To make sure I was not just seeing what I wanted, I let BIC pick the number of components. Lower is better, and it bottomed out hard at two.

One component scores 2607.6. Two drops to 2322.2, a fall of 285 points, which in BIC terms is not close. Three components creeps back up to 2334.9, four to 2359.8. The data wants exactly two regimes and penalizes you for inventing a third. No tuning, no elbow-squinting. The criterion just says two.
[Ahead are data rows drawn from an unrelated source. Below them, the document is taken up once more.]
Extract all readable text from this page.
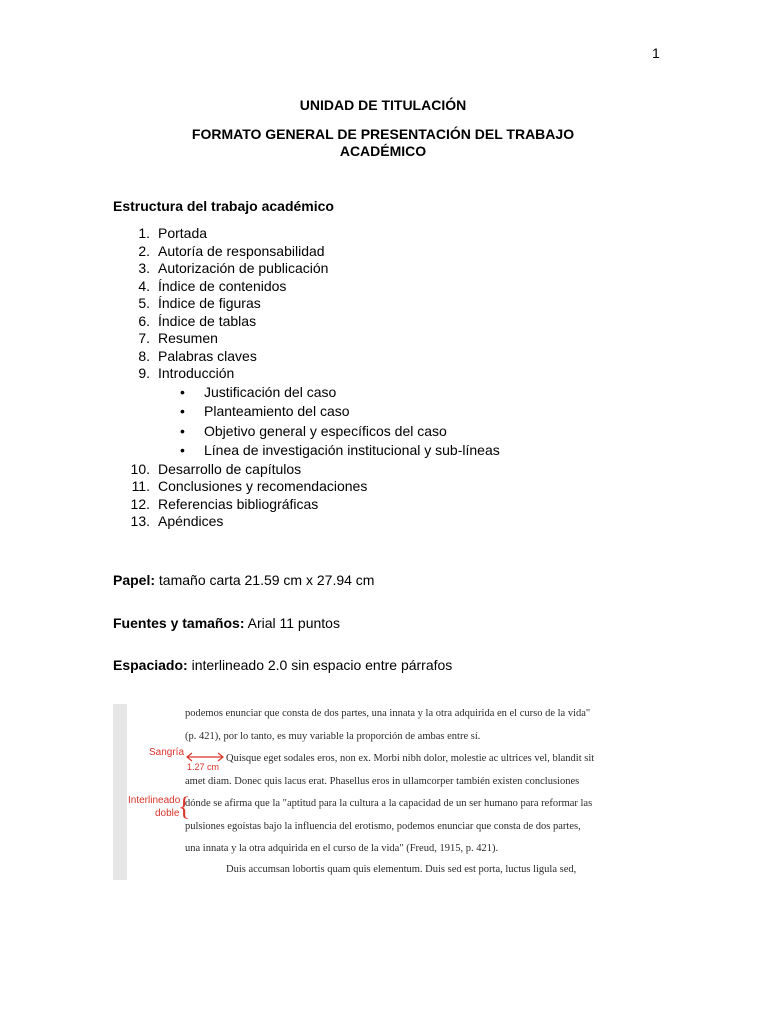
1
UNIDAD DE TITULACIÓN
FORMATO GENERAL DE PRESENTACIÓN DEL TRABAJO
ACADÉMICO
Estructura del trabajo académico
1. Portada
2. Autoría de responsabilidad
3. Autorización de publicación
4. Índice de contenidos
5. Índice de figuras
6. Índice de tablas
7. Resumen
8. Palabras claves
9. Introducción
• Justificación del caso
• Planteamiento del caso
• Objetivo general y específicos del caso
• Línea de investigación institucional y sub-líneas
10. Desarrollo de capítulos
11. Conclusiones y recomendaciones
12. Referencias bibliográficas
13. Apéndices
Papel: tamaño carta 21.59 cm x 27.94 cm
Fuentes y tamaños: Arial 11 puntos
Espaciado: interlineado 2.0 sin espacio entre párrafos
podemos enunciar que consta de dos partes, una innata y la otra adquirida en el curso de la vida"
(p. 421), por lo tanto, es muy variable la proporción de ambas entre sí.
Quisque eget sodales eros, non ex. Morbi nibh dolor, molestie ac ultrices vel, blandit sit
amet diam. Donec quis lacus erat. Phasellus eros in ullamcorper también existen conclusiones
dónde se afirma que la "aptitud para la cultura a la capacidad de un ser humano para reformar las
pulsiones egoístas bajo la influencia del erotismo, podemos enunciar que consta de dos partes,
una innata y la otra adquirida en el curso de la vida" (Freud, 1915, p. 421).
Duis accumsan lobortis quam quis elementum. Duis sed est porta, luctus ligula sed,
Sangría
1.27 cm
Interlineado
doble
{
This is one geyser, 272 eruptions, and a dataset that has been taught in classrooms for forty years precisely because it splits this cleanly. Real-world bimodality rarely arrives this gift-wrapped. Old Faithful’s two regimes come from chamber physics that genuinely toggles; most “two clusters” you will meet in production are messier, with overlapping tails and no tidy kind column to check yourself against. So take the 98.2% as a demonstration that the method works when the structure is there, not a promise that it will be there.
But when the structure is real, you do not need much. Two Gaussians and a BIC check told me everything the geyser had to say, and the most expensive thing I ran was a histogram.